France

Tickets-restaurant : La décision de Hema déchaîne la colère des restaurateurs

Les clients de l’enseigne Hema peuvent désormais régler leur paquet de confiseries avec leurs titres-restaurant, ce qui inquiète l’organisation patronale de l’hôtellerie-restauration, l’Umih. Dans un courrier daté du 24 décembre, l’Umih a exprimé ses préoccupations concernant cette décision, la qualifiant d’ouverture de « boîte de Pandore » pour d’autres secteurs.


Une bougie, un carnet et un paquet de confiseries. Tels sont les achats de certains clients chez Hema, enseigne spécialisée dans les articles pour la maison.
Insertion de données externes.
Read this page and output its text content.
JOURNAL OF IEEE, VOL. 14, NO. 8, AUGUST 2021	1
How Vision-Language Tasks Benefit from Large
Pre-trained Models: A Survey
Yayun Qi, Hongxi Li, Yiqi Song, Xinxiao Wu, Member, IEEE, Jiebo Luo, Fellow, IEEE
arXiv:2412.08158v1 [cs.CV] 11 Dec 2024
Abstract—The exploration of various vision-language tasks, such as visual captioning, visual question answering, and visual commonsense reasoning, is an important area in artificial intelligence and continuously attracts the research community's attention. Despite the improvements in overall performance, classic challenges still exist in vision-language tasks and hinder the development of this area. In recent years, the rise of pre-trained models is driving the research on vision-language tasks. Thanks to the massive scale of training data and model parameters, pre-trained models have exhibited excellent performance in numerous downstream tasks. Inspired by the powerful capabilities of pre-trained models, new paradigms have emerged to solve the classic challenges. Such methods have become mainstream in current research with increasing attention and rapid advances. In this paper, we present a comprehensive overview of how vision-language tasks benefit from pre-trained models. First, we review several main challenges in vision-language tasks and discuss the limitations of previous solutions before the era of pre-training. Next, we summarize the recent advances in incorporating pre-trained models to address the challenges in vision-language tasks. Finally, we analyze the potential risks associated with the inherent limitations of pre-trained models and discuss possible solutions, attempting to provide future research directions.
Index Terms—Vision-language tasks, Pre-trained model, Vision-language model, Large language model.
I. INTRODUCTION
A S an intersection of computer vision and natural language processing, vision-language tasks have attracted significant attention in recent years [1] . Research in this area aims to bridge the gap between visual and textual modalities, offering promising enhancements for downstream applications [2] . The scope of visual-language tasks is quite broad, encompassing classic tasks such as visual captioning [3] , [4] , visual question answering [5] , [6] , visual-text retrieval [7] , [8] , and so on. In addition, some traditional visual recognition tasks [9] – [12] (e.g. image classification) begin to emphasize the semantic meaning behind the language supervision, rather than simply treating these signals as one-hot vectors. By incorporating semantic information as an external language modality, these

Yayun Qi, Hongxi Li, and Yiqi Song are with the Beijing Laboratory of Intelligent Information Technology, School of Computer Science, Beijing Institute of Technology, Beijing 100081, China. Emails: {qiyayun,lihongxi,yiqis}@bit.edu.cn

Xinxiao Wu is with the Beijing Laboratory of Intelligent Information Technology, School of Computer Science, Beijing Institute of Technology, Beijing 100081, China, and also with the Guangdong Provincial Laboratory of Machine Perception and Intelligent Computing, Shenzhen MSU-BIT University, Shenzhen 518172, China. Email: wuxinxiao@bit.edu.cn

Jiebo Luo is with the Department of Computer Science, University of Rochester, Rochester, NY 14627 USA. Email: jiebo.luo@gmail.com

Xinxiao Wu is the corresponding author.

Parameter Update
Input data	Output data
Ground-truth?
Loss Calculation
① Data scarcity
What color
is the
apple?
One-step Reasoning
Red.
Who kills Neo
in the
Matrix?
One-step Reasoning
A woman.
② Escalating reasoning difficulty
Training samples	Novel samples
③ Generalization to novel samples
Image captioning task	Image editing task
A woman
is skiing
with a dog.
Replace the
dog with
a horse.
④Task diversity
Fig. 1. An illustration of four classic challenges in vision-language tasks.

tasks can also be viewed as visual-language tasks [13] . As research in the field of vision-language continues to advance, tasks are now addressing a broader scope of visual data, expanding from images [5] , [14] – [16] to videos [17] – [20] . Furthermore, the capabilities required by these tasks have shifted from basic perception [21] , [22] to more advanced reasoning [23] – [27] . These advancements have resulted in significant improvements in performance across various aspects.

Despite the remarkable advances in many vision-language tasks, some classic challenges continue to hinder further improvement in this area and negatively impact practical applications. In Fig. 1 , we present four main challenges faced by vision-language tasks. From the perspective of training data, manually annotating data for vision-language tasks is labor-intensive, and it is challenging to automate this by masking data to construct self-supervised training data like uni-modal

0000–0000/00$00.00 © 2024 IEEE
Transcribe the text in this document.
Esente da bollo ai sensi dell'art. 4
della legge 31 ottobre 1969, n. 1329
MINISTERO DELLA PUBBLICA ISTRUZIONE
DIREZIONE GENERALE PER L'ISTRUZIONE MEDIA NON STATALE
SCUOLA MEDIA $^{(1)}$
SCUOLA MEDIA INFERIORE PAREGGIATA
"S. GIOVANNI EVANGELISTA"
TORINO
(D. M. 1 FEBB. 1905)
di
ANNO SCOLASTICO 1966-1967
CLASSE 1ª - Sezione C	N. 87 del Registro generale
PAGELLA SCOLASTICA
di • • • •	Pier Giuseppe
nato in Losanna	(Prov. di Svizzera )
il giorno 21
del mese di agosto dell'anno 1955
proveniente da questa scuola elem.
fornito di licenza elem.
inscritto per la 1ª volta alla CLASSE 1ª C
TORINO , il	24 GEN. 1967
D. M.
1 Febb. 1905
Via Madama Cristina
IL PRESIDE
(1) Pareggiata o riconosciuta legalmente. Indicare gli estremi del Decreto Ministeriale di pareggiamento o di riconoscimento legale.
Désormais, les consommateurs auront la possibilité de régler leurs confiseries avec des titres-restaurant, ce qui suscite des inquiétudes au sein de la première organisation patronale de l’hôtellerie-restauration.

L’Umih a adressé une lettre au ministre du Commerce, Serge Papin, pour l’« alerter » sur l’agrément accordé à Hema pour accepter les titres-restaurant, « au titre d’une offre alimentaire composée quasi exclusivement de produits de grignotage et de confiserie ». Selon le syndicat, « cette décision nous apparaît emblématique des dérives permises par la prolongation de l’extension des titres-restaurant à l’ensemble des produits alimentaires, extension dont les effets sont aujourd’hui particulièrement préjudiciables au secteur de la restauration ».

Une décision qui ouvre « une boîte de Pandore »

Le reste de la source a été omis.